Morlands was a retailer of sheepskin products, based in the South West of England. The company originally manufactured sheepskin jackets, boots, and other footwear from its base in Glastonbury in Somerset, England. The retailer held a closing down sale advertised on their website in January 2024, signalling their intention to close down. Morlands of Glastonbury closed its online store in March 2024.

==History==
In 1870, John Morland (1838–1934) bought a tannery in Glastonbury, particularly attracted by the water (essential to the tanning process), which he described as being "of unusual purity".

John Morland was chairman from the day he founded the company until he died in 1934 at the age of 96. A devout Christian, he was a highly regarded speaker at Quaker meetings, both in Great Britain and abroad. He was four times the mayor of Glastonbury and a member of the Liberal Party. Both his sons and grandsons went on to become directors of the company.

Morlands produced a range of products from sheepskin including, from the early 20th century, coats, rugs, and foot muffs for Motor car drivers. In 1928 the company made a profit of £13,867. In 1940, Morlands made flying jackets and boots for the RAF pilots who fought in the Battle of Britain, although this caused some ethical discussions within the Quaker family.

The company was a family business for over a hundred years before running into difficulties in the recession of the 1980s. The large tannery closed and the manufacturing process was moved to a smaller building. Boots and gloves are still available.
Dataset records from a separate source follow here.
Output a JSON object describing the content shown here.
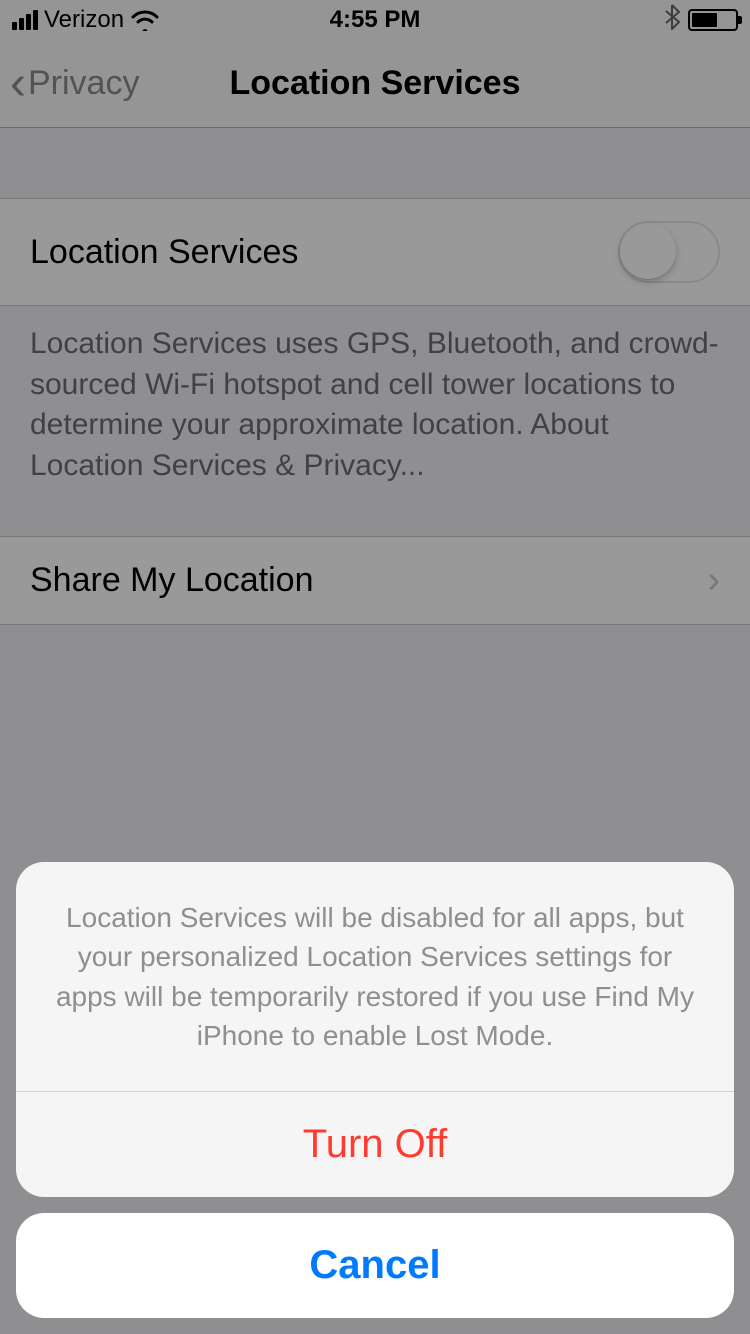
{
  "statusBar": {
    "carrier": "Verizon",
    "time": "4:55 PM"
  },
  "nav": {
    "back": "Privacy",
    "title": "Location Services"
  },
  "main": {
    "toggleLabel": "Location Services",
    "description": "Location Services uses GPS, Bluetooth, and crowd-sourced Wi-Fi hotspot and cell tower locations to determine your approximate location. ",
    "descriptionLink": "About Location Services & Privacy...",
    "shareRow": "Share My Location"
  },
  "sheet": {
    "message": "Location Services will be disabled for all apps, but your personalized Location Services settings for apps will be temporarily restored if you use Find My iPhone to enable Lost Mode.",
    "turnOff": "Turn Off",
    "cancel": "Cancel"
  }
}
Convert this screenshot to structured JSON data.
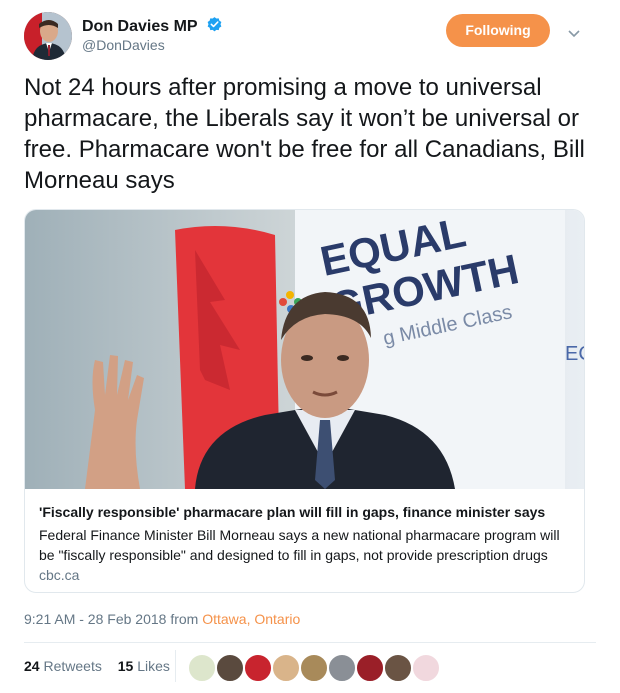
{
  "author": {
    "name": "Don Davies MP",
    "handle": "@DonDavies",
    "verified": true
  },
  "follow_button": {
    "label": "Following",
    "color": "#f5924a"
  },
  "tweet": {
    "text": "Not 24 hours after promising a move to universal pharmacare, the Liberals say it won’t be universal or free.  Pharmacare won't be free for all Canadians, Bill Morneau says"
  },
  "card": {
    "image_alt_text": "EQUAL GROWTH Middle Class",
    "title": "'Fiscally responsible' pharmacare plan will fill in gaps, finance minister says",
    "description": "Federal Finance Minister Bill Morneau says a new national pharmacare program will be \"fiscally responsible\" and designed to fill in gaps, not provide prescription drugs",
    "domain": "cbc.ca"
  },
  "meta": {
    "time": "9:21 AM - 28 Feb 2018 from ",
    "location": "Ottawa, Ontario"
  },
  "stats": {
    "retweets_count": "24",
    "retweets_label": "Retweets",
    "likes_count": "15",
    "likes_label": "Likes"
  },
  "icons": {
    "verified": "verified-badge-icon",
    "caret": "chevron-down-icon"
  },
  "colors": {
    "accent": "#f5924a",
    "verified": "#1da1f2",
    "muted": "#657786"
  }
}
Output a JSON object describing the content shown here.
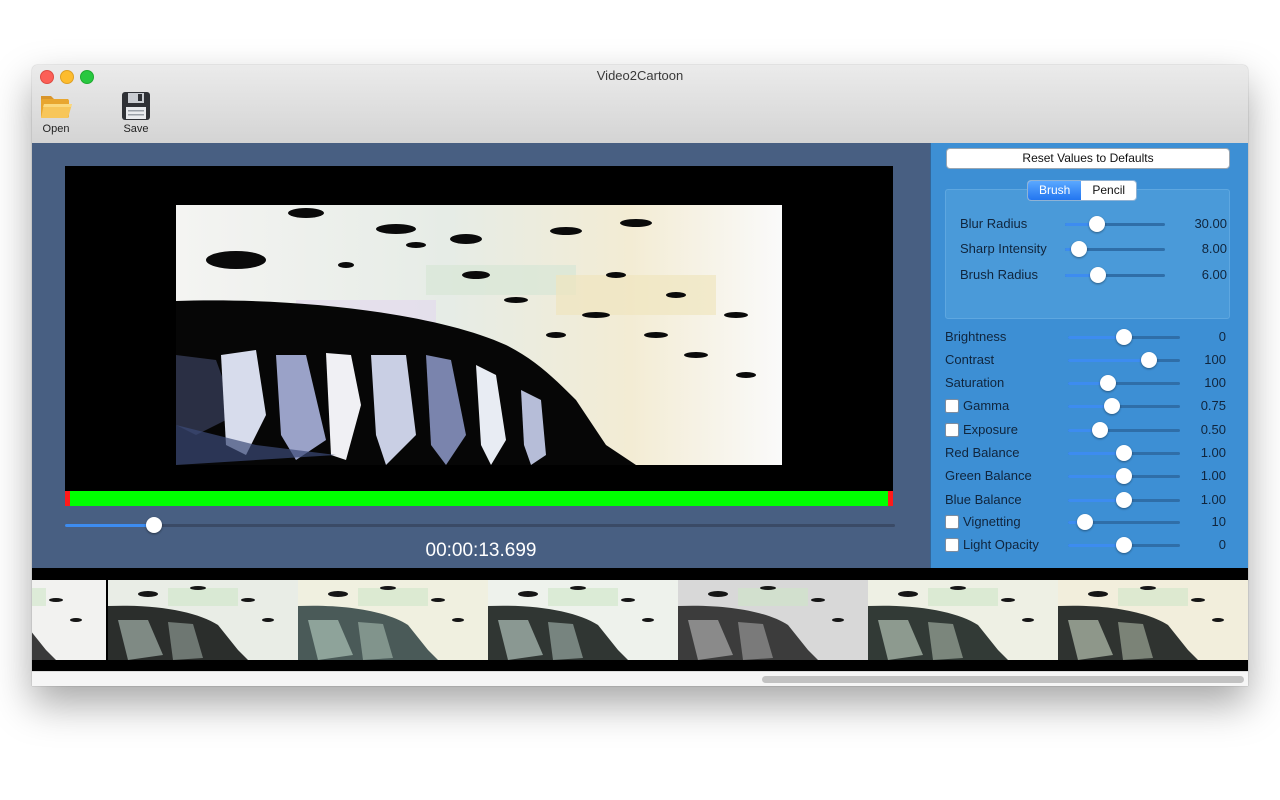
{
  "window": {
    "title": "Video2Cartoon"
  },
  "toolbar": {
    "open_label": "Open",
    "save_label": "Save"
  },
  "player": {
    "timecode": "00:00:13.699",
    "position_fraction": 0.107
  },
  "side": {
    "reset_label": "Reset Values to Defaults",
    "mode": {
      "options": [
        "Brush",
        "Pencil"
      ],
      "selected": "Brush"
    },
    "brush_params": [
      {
        "label": "Blur Radius",
        "value": "30.00",
        "level": 0.32
      },
      {
        "label": "Sharp Intensity",
        "value": "8.00",
        "level": 0.14
      },
      {
        "label": "Brush Radius",
        "value": "6.00",
        "level": 0.33
      }
    ],
    "adjustments": [
      {
        "label": "Brightness",
        "value": "0",
        "level": 0.5,
        "checkbox": false
      },
      {
        "label": "Contrast",
        "value": "100",
        "level": 0.72,
        "checkbox": false
      },
      {
        "label": "Saturation",
        "value": "100",
        "level": 0.36,
        "checkbox": false
      },
      {
        "label": "Gamma",
        "value": "0.75",
        "level": 0.39,
        "checkbox": true
      },
      {
        "label": "Exposure",
        "value": "0.50",
        "level": 0.29,
        "checkbox": true
      },
      {
        "label": "Red Balance",
        "value": "1.00",
        "level": 0.5,
        "checkbox": false
      },
      {
        "label": "Green Balance",
        "value": "1.00",
        "level": 0.5,
        "checkbox": false
      },
      {
        "label": "Blue Balance",
        "value": "1.00",
        "level": 0.5,
        "checkbox": false
      },
      {
        "label": "Vignetting",
        "value": "10",
        "level": 0.15,
        "checkbox": true
      },
      {
        "label": "Light Opacity",
        "value": "0",
        "level": 0.5,
        "checkbox": true
      }
    ]
  },
  "colors": {
    "video_bg": "#485f82",
    "side_bg": "#3d8fd4",
    "trim_bar": "#00ff00",
    "trim_marker": "#ff1a1a",
    "accent": "#3d8cf0"
  },
  "icons": {
    "open": "folder-icon",
    "save": "floppy-disk-icon"
  }
}
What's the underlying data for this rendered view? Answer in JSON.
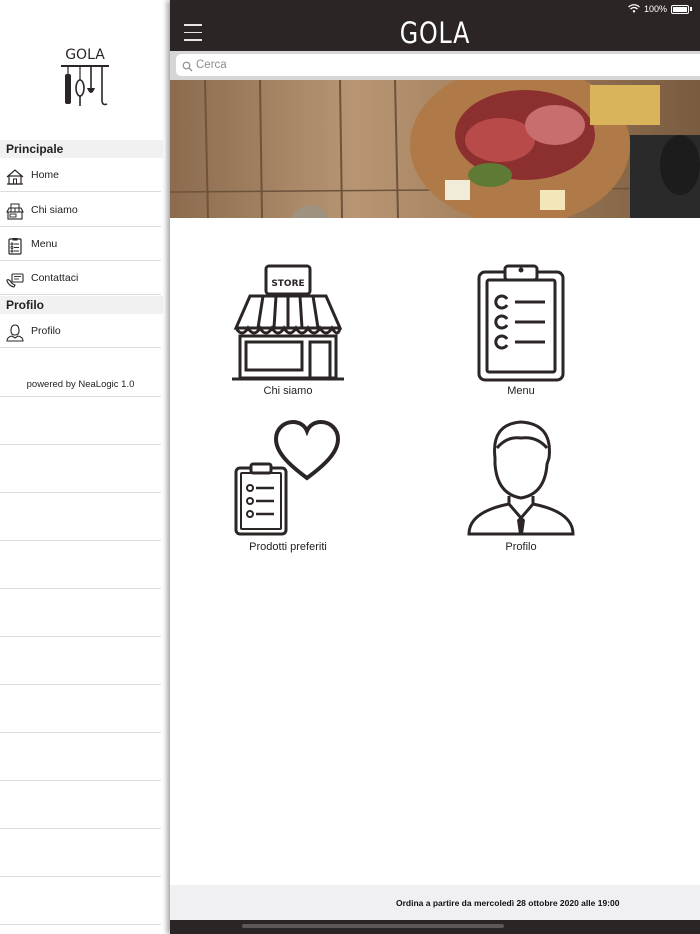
{
  "status_bar": {
    "battery": "100%"
  },
  "sidebar": {
    "logo_text": "GOLA",
    "sections": [
      {
        "title": "Principale",
        "items": [
          {
            "label": "Home",
            "icon": "house-icon"
          },
          {
            "label": "Chi siamo",
            "icon": "store-icon"
          },
          {
            "label": "Menu",
            "icon": "clipboard-icon"
          },
          {
            "label": "Contattaci",
            "icon": "contact-icon"
          }
        ]
      },
      {
        "title": "Profilo",
        "items": [
          {
            "label": "Profilo",
            "icon": "user-icon"
          }
        ]
      }
    ],
    "powered_by": "powered by NeaLogic 1.0"
  },
  "header": {
    "title": "GOLA",
    "menu_icon": "hamburger-icon"
  },
  "search": {
    "placeholder": "Cerca",
    "icon": "search-icon"
  },
  "hero": {
    "description_icon": "charcuterie-banner-image"
  },
  "tiles": [
    {
      "label": "Chi siamo",
      "icon": "store-icon",
      "icon_text": "STORE"
    },
    {
      "label": "Menu",
      "icon": "clipboard-icon"
    },
    {
      "label": "Prodotti preferiti",
      "icon": "favorite-clipboard-icon"
    },
    {
      "label": "Profilo",
      "icon": "user-icon"
    }
  ],
  "footer": {
    "text": "Ordina a partire da mercoledì 28 ottobre 2020 alle 19:00"
  },
  "colors": {
    "topbar": "#2b2526",
    "sidebar_section": "#f1f1f1",
    "icon_stroke": "#2b2526"
  }
}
It was part of the G.R. Holdings company in the 1990s and 2000s before being taken over by Whitworth CS Holdings in 2019.

The 31 acre site of the old Morlands factory in Glastonbury was scheduled for demolition and redevelopment into a new light industrial park, although there have been some protests that the buildings should be reused rather than being demolished. As part of the redevelopment of the site, a project has been established by the Glastonbury Community Development Trust to provide support for local unemployed people applying for employment, starting in self-employment and accessing work-related training.